A study published in the May 2014 issue of the journal Drug and Alcohol Dependence adds to that body of knowledge in this area and suggests that parents can begin pointing a child in the right direction with the type of parenting style they employ. The study examined four specific parenting styles and attempted to determine whether any of the styles were associated with increased likelihood of alcohol, tobacco and cannabis use among the children. The types of parenting styles were as follows:
- The authoritative model — the parents communicate clear rules and demonstrate flexibility paired with affection toward their children.
- The authoritarian model — the parents retain a high level of control over the children’s behavior, but exhibit low levels of affection toward them.
- The neglectful model — parents exhibit a low level of control over their children, and also demonstrate a lower level of affection toward them.
- The indulgent model — the parents do not prioritize control, but they are affectionate toward their children.
The researchers found that parents who were authoritarian (strict but not warm) and those who were neglectful (neither strict nor warm) were the most likely to have children who use alcohol, tobacco and cannabis.
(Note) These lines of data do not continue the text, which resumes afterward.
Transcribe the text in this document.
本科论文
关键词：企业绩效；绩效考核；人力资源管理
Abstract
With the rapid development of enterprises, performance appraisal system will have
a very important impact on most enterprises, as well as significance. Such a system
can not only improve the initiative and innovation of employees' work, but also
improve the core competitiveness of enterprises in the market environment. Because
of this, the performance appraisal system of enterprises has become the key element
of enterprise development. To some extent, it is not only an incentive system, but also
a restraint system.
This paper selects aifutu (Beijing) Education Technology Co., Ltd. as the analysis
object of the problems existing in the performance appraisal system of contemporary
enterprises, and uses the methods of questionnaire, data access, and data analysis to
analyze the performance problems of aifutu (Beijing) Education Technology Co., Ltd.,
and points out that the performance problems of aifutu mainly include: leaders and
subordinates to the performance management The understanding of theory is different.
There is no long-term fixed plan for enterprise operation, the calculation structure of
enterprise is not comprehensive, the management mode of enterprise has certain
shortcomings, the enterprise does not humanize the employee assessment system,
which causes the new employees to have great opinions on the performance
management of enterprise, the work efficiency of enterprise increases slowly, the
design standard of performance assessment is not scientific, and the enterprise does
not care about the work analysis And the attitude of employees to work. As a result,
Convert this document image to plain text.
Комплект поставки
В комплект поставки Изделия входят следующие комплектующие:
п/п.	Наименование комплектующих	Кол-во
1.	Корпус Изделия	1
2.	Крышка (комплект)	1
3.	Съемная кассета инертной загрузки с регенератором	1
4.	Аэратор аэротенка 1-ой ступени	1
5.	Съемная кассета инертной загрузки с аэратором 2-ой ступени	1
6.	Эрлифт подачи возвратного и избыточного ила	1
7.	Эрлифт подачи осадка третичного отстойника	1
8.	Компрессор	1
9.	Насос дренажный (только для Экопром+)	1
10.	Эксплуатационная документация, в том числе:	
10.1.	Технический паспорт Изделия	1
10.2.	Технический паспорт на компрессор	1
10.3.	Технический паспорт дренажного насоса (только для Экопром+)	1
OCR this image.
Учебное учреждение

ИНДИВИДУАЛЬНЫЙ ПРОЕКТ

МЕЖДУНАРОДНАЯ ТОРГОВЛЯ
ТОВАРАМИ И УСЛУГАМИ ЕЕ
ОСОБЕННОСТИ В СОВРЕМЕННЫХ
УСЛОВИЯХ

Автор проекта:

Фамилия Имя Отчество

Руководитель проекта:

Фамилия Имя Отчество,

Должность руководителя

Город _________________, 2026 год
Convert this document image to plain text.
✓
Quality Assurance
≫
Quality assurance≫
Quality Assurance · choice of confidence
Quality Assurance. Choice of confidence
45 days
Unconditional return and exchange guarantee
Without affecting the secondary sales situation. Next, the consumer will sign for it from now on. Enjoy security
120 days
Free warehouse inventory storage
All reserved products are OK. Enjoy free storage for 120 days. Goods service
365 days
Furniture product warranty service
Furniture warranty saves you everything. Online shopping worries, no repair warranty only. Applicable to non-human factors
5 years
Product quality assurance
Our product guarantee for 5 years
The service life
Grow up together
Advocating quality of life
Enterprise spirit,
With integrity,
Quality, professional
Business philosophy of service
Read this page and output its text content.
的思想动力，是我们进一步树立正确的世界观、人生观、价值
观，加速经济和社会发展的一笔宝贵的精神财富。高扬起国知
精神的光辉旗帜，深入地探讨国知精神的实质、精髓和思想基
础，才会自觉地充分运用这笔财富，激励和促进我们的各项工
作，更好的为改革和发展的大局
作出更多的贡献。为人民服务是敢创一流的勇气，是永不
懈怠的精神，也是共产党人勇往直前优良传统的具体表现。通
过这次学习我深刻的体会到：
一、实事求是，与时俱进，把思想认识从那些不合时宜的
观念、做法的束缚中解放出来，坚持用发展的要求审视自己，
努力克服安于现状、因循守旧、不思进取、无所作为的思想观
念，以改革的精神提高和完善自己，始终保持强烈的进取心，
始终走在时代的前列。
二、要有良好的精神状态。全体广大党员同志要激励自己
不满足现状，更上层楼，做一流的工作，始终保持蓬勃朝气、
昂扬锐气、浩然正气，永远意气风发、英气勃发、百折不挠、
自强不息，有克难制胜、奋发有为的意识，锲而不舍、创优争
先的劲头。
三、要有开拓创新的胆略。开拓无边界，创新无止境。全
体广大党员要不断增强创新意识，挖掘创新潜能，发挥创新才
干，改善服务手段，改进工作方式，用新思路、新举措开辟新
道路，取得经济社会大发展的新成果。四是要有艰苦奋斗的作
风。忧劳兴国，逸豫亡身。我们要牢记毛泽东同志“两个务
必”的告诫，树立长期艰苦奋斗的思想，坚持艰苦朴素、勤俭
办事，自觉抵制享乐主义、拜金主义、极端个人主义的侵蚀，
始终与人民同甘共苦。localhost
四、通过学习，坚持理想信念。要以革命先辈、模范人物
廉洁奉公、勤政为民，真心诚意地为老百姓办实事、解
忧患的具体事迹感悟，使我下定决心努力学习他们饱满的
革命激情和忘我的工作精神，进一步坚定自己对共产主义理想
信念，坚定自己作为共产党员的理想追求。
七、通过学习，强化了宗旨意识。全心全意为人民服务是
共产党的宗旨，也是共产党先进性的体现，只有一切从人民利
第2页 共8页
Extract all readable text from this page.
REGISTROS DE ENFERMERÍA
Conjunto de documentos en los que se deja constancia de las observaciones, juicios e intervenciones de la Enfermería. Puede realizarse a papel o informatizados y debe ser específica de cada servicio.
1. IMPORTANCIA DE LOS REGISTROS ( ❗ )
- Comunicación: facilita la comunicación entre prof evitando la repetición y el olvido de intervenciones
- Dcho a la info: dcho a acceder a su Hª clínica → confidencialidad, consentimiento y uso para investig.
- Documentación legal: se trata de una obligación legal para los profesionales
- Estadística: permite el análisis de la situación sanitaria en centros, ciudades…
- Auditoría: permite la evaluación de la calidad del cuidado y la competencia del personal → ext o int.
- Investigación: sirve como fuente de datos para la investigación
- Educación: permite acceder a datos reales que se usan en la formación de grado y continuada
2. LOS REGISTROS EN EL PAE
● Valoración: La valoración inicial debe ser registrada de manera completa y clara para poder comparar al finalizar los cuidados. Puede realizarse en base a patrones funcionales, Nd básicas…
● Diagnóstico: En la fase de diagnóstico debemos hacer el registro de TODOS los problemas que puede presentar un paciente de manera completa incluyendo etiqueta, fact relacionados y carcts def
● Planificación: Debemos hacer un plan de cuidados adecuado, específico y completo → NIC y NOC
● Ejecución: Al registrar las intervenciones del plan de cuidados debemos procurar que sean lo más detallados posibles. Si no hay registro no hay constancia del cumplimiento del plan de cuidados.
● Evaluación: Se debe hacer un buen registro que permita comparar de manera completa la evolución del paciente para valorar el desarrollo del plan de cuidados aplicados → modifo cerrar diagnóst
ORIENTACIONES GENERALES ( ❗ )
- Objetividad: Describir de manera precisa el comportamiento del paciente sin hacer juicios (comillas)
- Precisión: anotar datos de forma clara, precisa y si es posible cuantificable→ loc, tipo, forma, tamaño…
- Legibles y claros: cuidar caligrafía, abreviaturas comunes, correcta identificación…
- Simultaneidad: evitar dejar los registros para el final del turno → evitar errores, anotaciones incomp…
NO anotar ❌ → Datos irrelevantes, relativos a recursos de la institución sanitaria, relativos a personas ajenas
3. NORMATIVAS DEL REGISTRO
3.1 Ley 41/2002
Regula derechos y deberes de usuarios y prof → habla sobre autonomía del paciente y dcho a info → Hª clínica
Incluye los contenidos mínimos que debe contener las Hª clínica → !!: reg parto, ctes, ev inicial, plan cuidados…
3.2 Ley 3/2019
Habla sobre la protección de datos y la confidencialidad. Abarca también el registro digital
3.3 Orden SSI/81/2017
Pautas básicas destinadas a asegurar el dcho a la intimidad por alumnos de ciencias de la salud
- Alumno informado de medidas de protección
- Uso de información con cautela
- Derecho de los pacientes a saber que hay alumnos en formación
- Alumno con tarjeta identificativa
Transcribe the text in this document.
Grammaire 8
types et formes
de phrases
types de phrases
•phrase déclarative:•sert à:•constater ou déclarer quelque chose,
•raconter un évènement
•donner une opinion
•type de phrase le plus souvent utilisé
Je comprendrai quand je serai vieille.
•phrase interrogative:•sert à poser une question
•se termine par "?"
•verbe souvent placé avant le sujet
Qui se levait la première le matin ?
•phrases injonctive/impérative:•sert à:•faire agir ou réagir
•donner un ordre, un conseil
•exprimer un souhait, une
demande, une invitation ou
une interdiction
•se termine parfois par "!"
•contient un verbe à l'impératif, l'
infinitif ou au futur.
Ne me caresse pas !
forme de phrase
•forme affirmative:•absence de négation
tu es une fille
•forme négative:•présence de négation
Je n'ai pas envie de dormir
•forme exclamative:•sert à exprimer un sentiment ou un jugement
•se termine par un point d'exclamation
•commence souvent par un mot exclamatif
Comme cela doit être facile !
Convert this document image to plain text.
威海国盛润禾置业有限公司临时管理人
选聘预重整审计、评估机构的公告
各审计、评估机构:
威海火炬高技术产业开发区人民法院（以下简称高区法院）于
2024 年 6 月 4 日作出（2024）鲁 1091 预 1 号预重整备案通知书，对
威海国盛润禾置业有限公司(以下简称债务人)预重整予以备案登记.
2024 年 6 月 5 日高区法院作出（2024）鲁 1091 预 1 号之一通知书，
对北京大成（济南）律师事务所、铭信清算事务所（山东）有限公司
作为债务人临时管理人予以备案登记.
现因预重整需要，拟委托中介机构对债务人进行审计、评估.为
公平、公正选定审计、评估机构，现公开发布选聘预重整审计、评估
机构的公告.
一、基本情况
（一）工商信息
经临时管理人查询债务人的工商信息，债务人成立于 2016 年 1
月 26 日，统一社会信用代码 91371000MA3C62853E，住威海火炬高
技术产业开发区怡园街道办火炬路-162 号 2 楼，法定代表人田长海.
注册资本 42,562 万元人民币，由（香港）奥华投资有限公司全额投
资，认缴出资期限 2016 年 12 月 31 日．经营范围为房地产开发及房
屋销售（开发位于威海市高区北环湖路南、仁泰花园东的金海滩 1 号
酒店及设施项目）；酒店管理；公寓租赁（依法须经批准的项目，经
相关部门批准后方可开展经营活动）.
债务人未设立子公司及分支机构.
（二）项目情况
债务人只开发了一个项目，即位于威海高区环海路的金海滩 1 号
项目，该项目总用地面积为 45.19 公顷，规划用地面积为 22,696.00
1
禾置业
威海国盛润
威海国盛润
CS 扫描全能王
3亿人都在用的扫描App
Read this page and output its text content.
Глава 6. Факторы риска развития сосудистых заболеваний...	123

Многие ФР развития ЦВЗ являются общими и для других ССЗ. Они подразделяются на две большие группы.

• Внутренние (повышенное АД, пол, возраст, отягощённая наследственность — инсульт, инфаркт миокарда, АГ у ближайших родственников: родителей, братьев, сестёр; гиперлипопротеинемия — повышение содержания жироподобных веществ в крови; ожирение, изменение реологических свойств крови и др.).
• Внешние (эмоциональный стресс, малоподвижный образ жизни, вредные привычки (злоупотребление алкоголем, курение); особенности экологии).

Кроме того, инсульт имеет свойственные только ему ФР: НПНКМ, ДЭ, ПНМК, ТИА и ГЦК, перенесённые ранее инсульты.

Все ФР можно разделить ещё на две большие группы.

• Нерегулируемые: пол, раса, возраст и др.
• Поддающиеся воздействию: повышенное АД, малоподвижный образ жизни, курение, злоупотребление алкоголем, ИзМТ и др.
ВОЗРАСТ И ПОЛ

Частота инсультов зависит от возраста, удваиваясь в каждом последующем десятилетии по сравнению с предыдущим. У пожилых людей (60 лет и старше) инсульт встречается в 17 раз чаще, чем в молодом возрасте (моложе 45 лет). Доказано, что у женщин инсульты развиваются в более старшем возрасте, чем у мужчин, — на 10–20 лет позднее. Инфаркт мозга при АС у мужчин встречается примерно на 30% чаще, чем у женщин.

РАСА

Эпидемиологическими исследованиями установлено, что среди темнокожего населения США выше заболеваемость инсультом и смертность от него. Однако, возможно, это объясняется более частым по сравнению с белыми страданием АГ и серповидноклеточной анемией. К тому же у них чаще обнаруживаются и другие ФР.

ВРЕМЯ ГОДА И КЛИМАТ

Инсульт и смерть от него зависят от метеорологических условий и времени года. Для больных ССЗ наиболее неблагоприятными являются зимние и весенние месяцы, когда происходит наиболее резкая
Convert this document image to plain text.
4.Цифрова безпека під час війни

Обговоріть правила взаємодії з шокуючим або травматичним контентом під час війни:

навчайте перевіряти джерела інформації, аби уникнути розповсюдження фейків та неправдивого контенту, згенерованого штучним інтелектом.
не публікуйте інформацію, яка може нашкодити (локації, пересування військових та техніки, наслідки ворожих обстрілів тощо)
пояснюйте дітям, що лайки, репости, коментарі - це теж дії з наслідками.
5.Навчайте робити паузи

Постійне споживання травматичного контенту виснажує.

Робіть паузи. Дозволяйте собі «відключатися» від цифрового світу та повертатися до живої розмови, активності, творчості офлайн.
In contrast, children with parents who were authoritative (strict but warm) or indulgent (not strict but warm) were at a lower risk for substance use. The researchers believe that good communication and a positive relationship are key in reducing risk of substance abuse.
The study was an international effort led by the European Institute of Studies on Prevention. The researchers focused on parenting styles and their impact on teenagers in Sweden, the U.K., Spain, Portugal, Slovenia and the Czech Republic.
The results, which are based on interviews with 7,718 adolescents between ages 11 and 19, indicate that extremes in parenting are likely not ideal. The best parenting combinations emphasize attention on the children and time spent together. Even if a parent is overly indulgent and allows the child excessive freedom, that parenting style is more likely to keep kids from substance use when compared to styles that are characterized by a more distant relationship.